Anarchy in The UK? Not So Fast
November 17, 2010 by SocProf and tagged Collective Behavior, Dramaturgy, Media
Via Avedon. So, we know British students have been demonstrating against increased in fees for their education. This picture has made the rounds and has been reproduced by practically every British newspaper as an illustration of the riff-raffs:
But the folks over at Techdirt noticed something if one zoomed back and got a little wider perspective, you get this:
Much less anarchic destruction, much more performance. Funny what elision of mise en scène can do. How interesting that a simple shift in angle ends up creating a different visual construction of reality.
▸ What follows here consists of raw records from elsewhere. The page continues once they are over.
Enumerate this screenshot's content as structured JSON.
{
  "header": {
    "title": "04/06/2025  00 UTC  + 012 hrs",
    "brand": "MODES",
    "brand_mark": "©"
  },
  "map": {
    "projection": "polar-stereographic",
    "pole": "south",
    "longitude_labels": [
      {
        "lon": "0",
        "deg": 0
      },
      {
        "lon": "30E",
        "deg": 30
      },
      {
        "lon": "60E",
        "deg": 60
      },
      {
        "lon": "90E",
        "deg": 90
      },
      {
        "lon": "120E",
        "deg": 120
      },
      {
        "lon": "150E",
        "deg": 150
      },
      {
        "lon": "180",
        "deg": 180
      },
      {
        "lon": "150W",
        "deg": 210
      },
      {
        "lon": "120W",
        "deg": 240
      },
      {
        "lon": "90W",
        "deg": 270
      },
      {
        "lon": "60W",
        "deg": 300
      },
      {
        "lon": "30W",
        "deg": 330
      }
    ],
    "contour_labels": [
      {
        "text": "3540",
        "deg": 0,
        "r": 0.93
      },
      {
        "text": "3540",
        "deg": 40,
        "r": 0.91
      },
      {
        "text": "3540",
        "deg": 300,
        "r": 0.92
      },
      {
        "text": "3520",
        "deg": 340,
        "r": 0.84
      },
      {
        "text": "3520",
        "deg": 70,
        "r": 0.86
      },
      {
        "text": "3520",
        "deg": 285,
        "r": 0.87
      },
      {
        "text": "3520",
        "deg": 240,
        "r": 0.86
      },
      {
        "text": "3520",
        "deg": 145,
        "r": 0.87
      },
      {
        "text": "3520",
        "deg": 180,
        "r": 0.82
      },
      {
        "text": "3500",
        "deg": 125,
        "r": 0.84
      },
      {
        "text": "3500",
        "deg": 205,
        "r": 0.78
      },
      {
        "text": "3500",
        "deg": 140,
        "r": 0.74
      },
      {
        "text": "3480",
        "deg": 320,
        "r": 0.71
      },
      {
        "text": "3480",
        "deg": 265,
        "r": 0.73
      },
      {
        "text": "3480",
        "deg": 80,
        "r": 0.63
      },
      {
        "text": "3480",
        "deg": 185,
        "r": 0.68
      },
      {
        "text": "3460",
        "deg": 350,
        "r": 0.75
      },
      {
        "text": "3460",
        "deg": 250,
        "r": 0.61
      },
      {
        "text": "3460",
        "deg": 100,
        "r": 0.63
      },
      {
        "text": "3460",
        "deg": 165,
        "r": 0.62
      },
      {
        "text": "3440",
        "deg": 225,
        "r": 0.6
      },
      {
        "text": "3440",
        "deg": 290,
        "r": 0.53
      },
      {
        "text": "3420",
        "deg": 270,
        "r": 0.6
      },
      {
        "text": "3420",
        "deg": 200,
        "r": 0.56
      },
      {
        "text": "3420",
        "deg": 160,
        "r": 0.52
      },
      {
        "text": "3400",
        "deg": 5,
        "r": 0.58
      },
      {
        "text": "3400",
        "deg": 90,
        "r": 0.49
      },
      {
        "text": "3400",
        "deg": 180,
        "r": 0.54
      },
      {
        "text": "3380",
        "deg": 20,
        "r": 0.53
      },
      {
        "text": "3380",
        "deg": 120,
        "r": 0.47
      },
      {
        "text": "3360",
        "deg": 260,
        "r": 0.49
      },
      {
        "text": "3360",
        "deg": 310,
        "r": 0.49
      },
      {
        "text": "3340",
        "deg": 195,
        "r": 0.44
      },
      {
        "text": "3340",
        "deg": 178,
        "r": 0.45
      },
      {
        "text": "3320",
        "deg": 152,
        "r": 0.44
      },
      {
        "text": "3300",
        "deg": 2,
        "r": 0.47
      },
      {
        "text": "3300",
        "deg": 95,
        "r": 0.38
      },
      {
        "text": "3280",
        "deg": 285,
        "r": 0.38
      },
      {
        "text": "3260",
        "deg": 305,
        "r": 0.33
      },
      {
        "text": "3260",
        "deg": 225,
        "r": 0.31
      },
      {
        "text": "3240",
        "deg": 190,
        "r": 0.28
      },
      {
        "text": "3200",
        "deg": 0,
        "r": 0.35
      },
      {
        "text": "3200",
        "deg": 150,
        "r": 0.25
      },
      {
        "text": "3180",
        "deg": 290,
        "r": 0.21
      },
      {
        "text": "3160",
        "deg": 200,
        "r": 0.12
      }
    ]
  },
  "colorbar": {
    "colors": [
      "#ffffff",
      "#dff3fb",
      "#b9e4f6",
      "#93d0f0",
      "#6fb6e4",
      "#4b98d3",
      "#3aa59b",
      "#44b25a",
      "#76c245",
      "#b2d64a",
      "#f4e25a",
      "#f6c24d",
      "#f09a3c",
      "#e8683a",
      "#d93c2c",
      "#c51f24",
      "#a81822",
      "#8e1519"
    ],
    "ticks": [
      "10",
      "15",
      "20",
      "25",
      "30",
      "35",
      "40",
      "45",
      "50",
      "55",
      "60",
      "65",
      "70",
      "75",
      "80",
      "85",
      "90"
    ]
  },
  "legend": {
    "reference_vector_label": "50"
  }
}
Now y’all go have a discussion on how the media produce social reality rather than “just report” on it.
Posted in Collective Behavior, Dramaturgy, Media | 5 Comments »




November 18th, 2010 at 3:00 am
Interesting. However, a good photographer/photo editor is always going to crop a shot, or use a version of it, that has the most impact to illustrate the article.
November 18th, 2010 at 11:22 am
Yes, but I think it’s one thing to crop / edit but quite another to actually change the meaning of the photo, no?
November 19th, 2010 at 4:19 am
It’s not such a big difference, I think. There were worse cases, where things were Photoshopped just to make it look worse than it was. I think it was from the Iraq war or Gaza.
November 19th, 2010 at 9:18 pm
It may not be a big difference in strict photographic terms, but it became one once a political interpretation was superimposed on it, and then replicated over and over.
November 19th, 2010 at 5:46 pm
Photography is not reality, photographs is generally taken for a purpose. But still after all this time we have had photography, photographic “evidence” has a certain weight of showing the “truth”. Despite that photographic pictures have been corrupted from the very beginning and are made to speak for this or for that, according as the finger of mammon does point.
“One such case in 1886 involved a dispute between two persons about a wall. The plaintiff charged his neighbor’s wall was too high and obstructed the sunlight. The judge seemed to be swayed by a photograph showing the wall to be immense and casting a dark and gloomy curtain of shadow, as charged. But then the defendant’s lawyer, with a smile, handed the judge a photograph of the same scene. This time, the judge was confronted with a picture that seemed to show a tiny, insignificant wall that could not possibly cause any harm. Both law journals and the photographic press noted this case.”